- Born: 16 April 1993 (age 32) Kuopio, Finland
- Height: 1.64 m (5 ft 5 in)
- Weight: 67 kg (148 lb; 10 st 8 lb)
- Position: Defense
- Shot: Left
- Played for: Kärpät Oulu KalPa Kuopio
- National team: Finland
- Playing career: 2010–2021
- Medal record
Olympic Games
| Bronze medal – third place | 2018 Pyeongchang | Ice hockey |
World Championship
| Silver medal – second place | 2019 Finland |  |
| Bronze medal – third place | 2017 United States |  |

= Isa Rahunen =

Finnish ice hockey player

Isa Rahunen (born 16 April 1993) is a Finnish retired ice hockey player, currently serving as a linesman in the Naisten Liiga.
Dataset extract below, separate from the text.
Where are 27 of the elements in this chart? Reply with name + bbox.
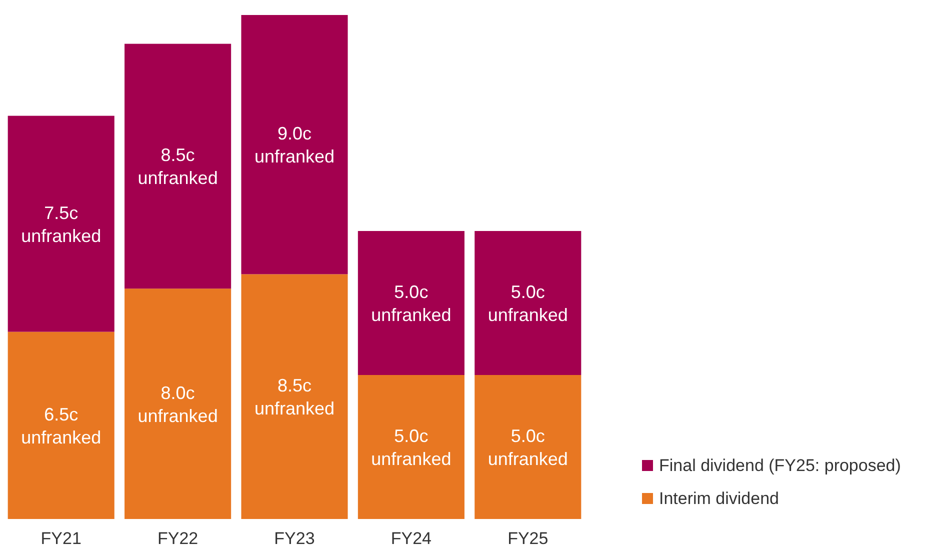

She represented Finland with the national ice hockey team in numerous international competitions and won a silver medal at the 2019 IIHF Women's World Championship and bronze medals at the 2017 IIHF Women's World Championship, the women's ice hockey tournament at the 2018 Winter Olympic Games, and at the Four Nations Cup in 2018.

Rahunen announced her retirement from the national team and from top-level club competition after the 2019–20 Naisten Liiga season, citing a desire to focus more fully on her career as a nurse at the Oulu University Hospital. However, she returned to the Naisten Liiga as an active player for a short period during the later part of the 2020–21 season.